CONTO: O ALIENISTA
D.
Evarista: o pragmatismo masculino em benefício da Ciência
Esse
conto começa demonstrando um aspecto evidente no contexto da época: a
reificação da mulher, vista como coisa, como um objeto para ser usado, preparada
para ser mãe e do lar.
Vejamos
como o autor a apresenta no texto:
Aos quarenta anos casou com D. Evarista da
Costa e Mascarenhas, senhora de vinte e cinco anos, viúva de um
juiz-de-fora, e não bonita nem simpática. Um dos tios
dele, caçador de pacas perante o Eterno, e não menos franco, admirou-se de
semelhante escolha e disse-lho. Simão Bacamarte explicou-lhe que D. Evarista
reunia condições fisiológicas e anatômicas de primeira
ordem, digeria com facilidade, dormia regularmente, tinha bom pulso, e
excelente vista; estava assim apta para dar-lhe filhos robustos, sãos e inteligentes.

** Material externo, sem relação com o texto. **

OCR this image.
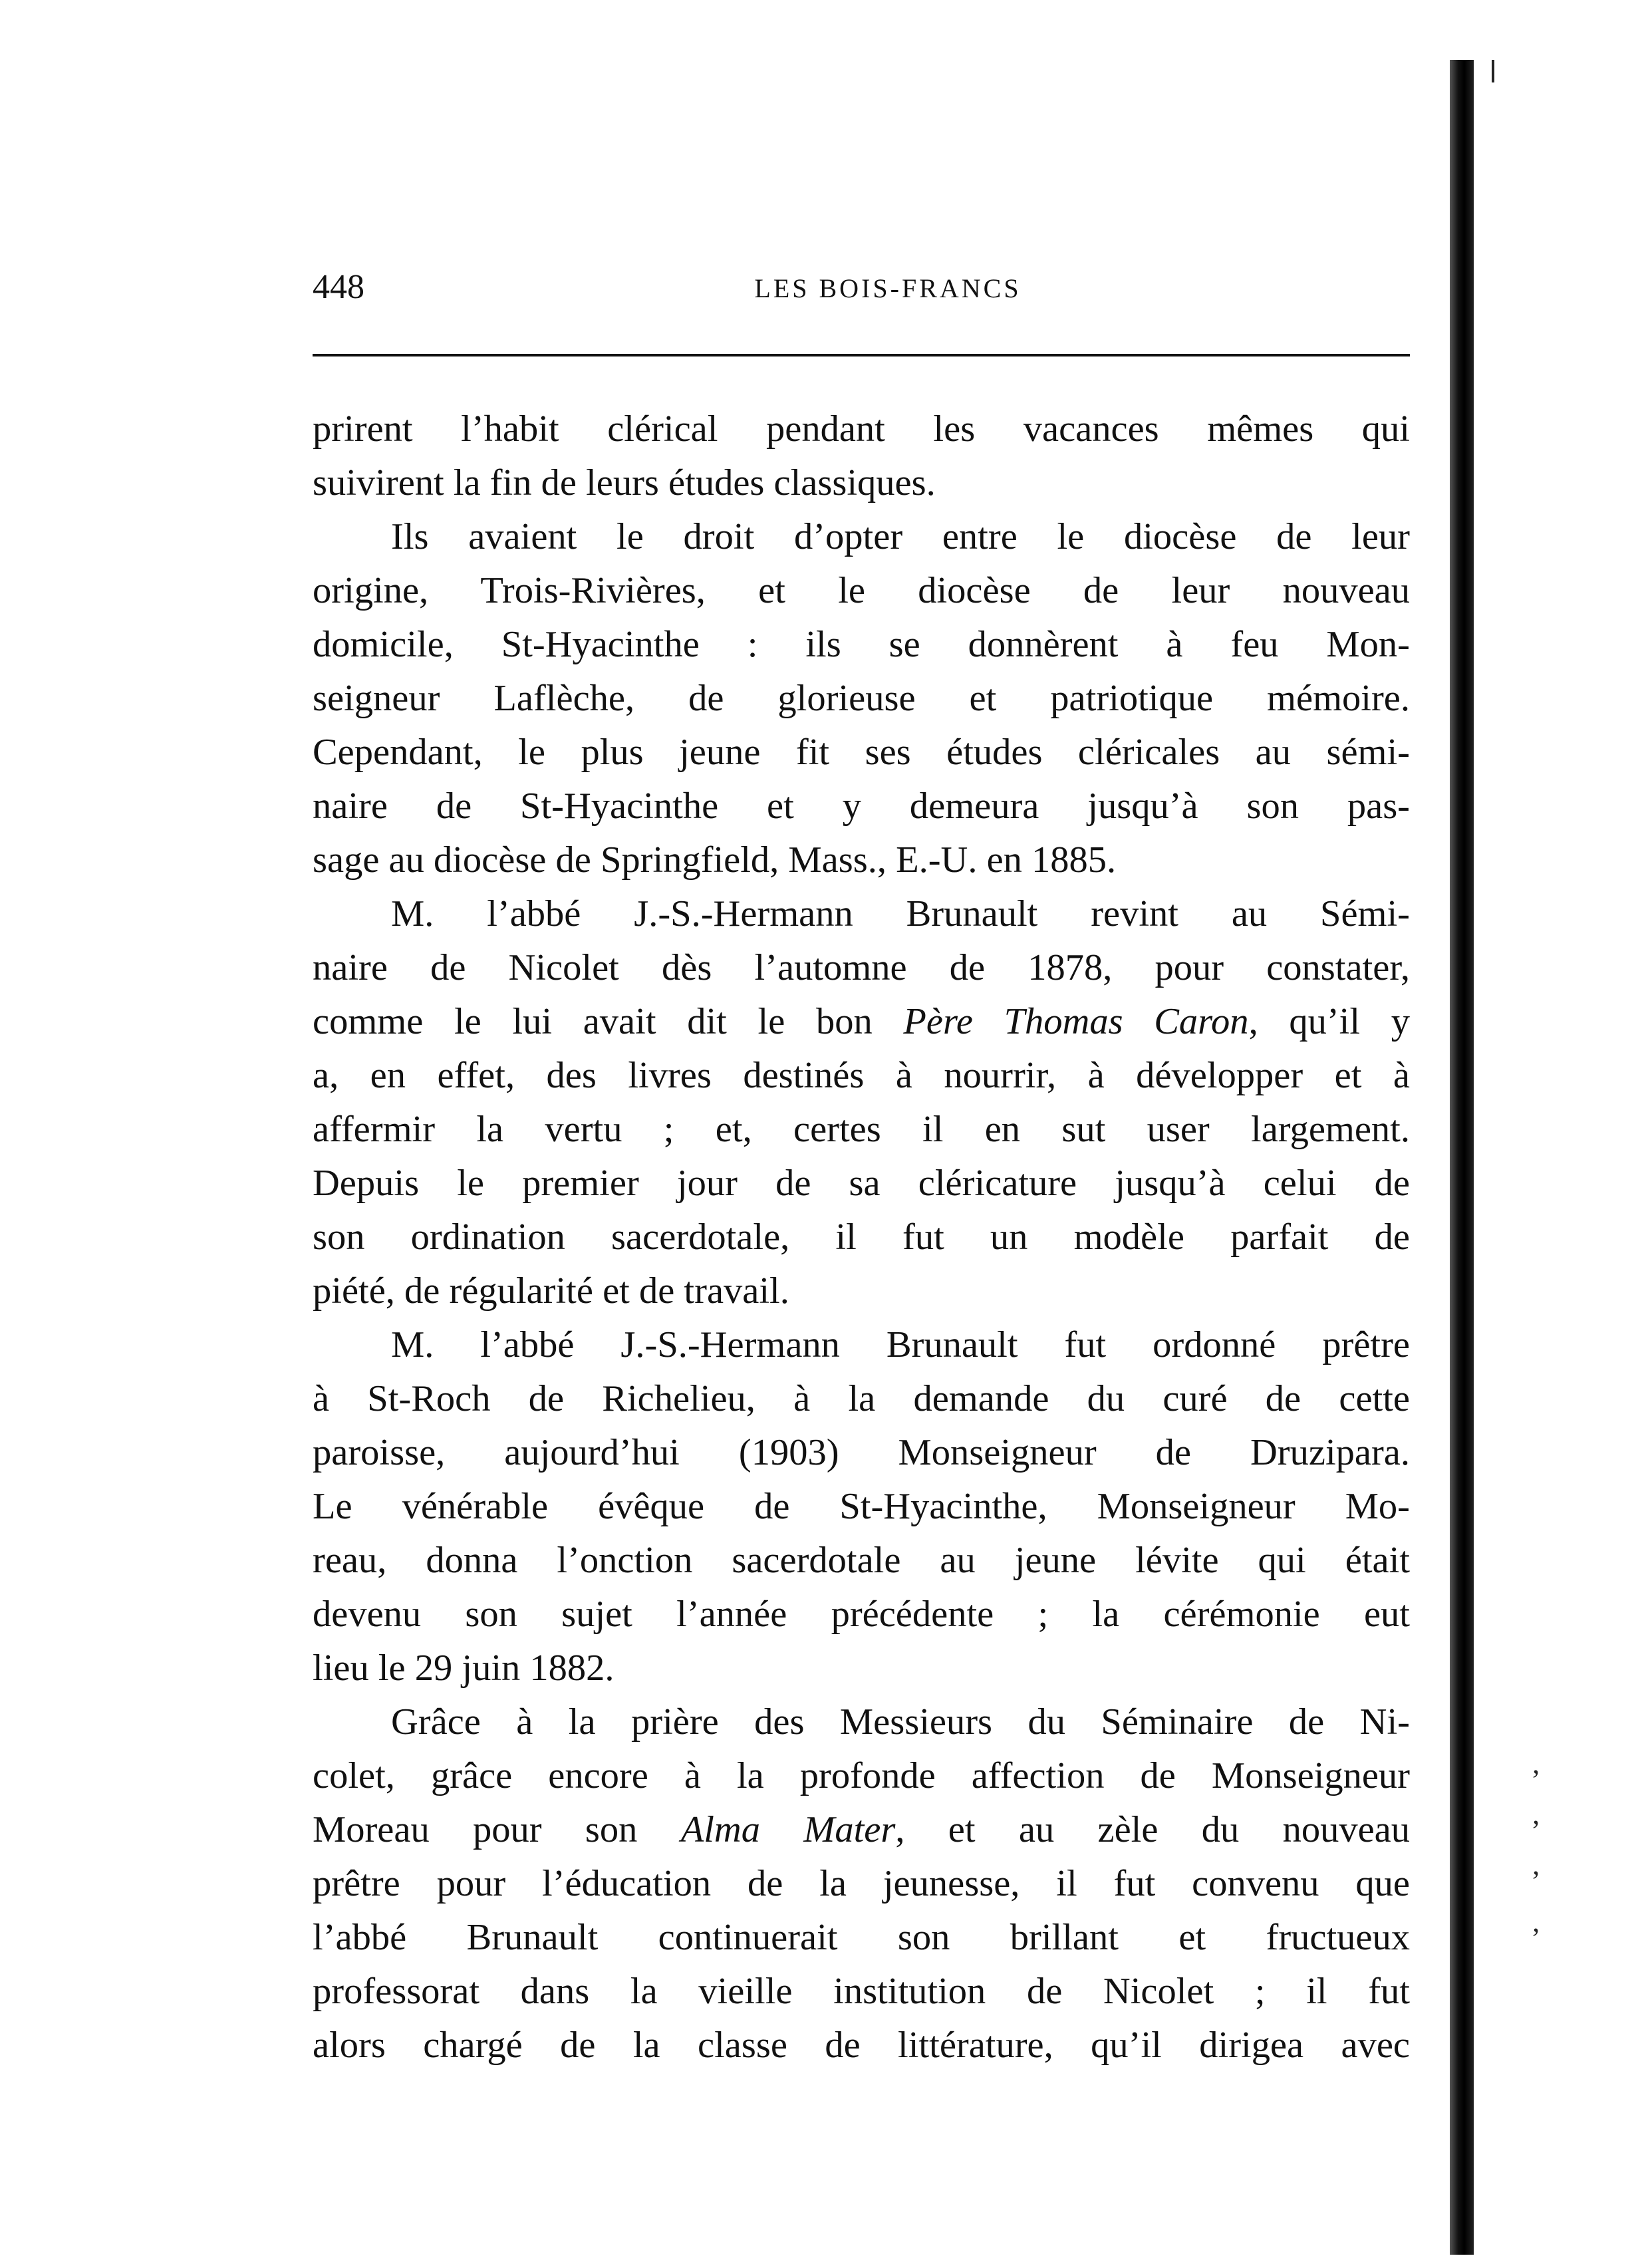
‚
‚
‚
‚
448	LES BOIS-FRANCS
prirent l’habit clérical pendant les vacances mêmes qui
suivirent la fin de leurs études classiques.
Ils avaient le droit d’opter entre le diocèse de leur
origine, Trois-Rivières, et le diocèse de leur nouveau
domicile, St-Hyacinthe : ils se donnèrent à feu Mon-
seigneur Laflèche, de glorieuse et patriotique mémoire.
Cependant, le plus jeune fit ses études cléricales au sémi-
naire de St-Hyacinthe et y demeura jusqu’à son pas-
sage au diocèse de Springfield, Mass., E.-U. en 1885.
M. l’abbé J.-S.-Hermann Brunault revint au Sémi-
naire de Nicolet dès l’automne de 1878, pour constater,
comme le lui avait dit le bon Père Thomas Caron, qu’il y
a, en effet, des livres destinés à nourrir, à développer et à
affermir la vertu ; et, certes il en sut user largement.
Depuis le premier jour de sa cléricature jusqu’à celui de
son ordination sacerdotale, il fut un modèle parfait de
piété, de régularité et de travail.
M. l’abbé J.-S.-Hermann Brunault fut ordonné prêtre
à St-Roch de Richelieu, à la demande du curé de cette
paroisse, aujourd’hui (1903) Monseigneur de Druzipara.
Le vénérable évêque de St-Hyacinthe, Monseigneur Mo-
reau, donna l’onction sacerdotale au jeune lévite qui était
devenu son sujet l’année précédente ; la cérémonie eut
lieu le 29 juin 1882.
Grâce à la prière des Messieurs du Séminaire de Ni-
colet, grâce encore à la profonde affection de Monseigneur
Moreau pour son Alma Mater, et au zèle du nouveau
prêtre pour l’éducation de la jeunesse, il fut convenu que
l’abbé Brunault continuerait son brillant et fructueux
professorat dans la vieille institution de Nicolet ; il fut
alors chargé de la classe de littérature, qu’il dirigea avec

Se
além dessas prendas, — únicas dignas da preocupação de um sábio, D. Evarista era
mal composta de feições, longe de lastimá-lo, agradecia-o a Deus, porquanto não corria
o risco de preterir os interesses da ciência na contemplação exclusiva, miúda e
vulgar da consorte.
Essa visão que se tinha da
mulher no século XIX é claramente ressaltada pela apresentação feita por
Martins (2004, p. 11):
A historiadora Yvonne
Knibiehler perguntou em um artigo seu publicado pela revista Annales em 1976,
por que ocorreu uma regressão na condição feminina após a Revolução Francesa,
em particular no começo do século XIX, regressão esta que marcou profundamente
a vida pública e privada das mulheres. A autora explica que as mulheres do
período pré- revolucionário e mesmo as das primeiras fases da Revolução tiveram
importante participação política, exercitando seus direitos de republicanas ao
expressar livremente suas idéias, reivindicar os direitos civis, fundando
clubes onde discutiam política e elaboravam propostas visando à melhoria das
condições de vida das cidadãs. Knibiehler compara esse momento de intensa
participação e atuação das mulheres com o processo duplo de exclusão da vida
política e de reclusão à esfera doméstica, ocorrido logo depois, salientando o
papel dos médicos e da constituição de um discurso científico voltado para as
diferenças sexuais com a finalidade de demarcar espaços políticos de gênero
cuja fundamentação não estava na religião, mas na forma de conhecimento mais
elevada da razão humana: a Ciência.
Portanto, o que destacamos aqui é que a
Machado constrói como maestria e perfeição uma personagem que significa
historicamente o estereótipo feminino da época.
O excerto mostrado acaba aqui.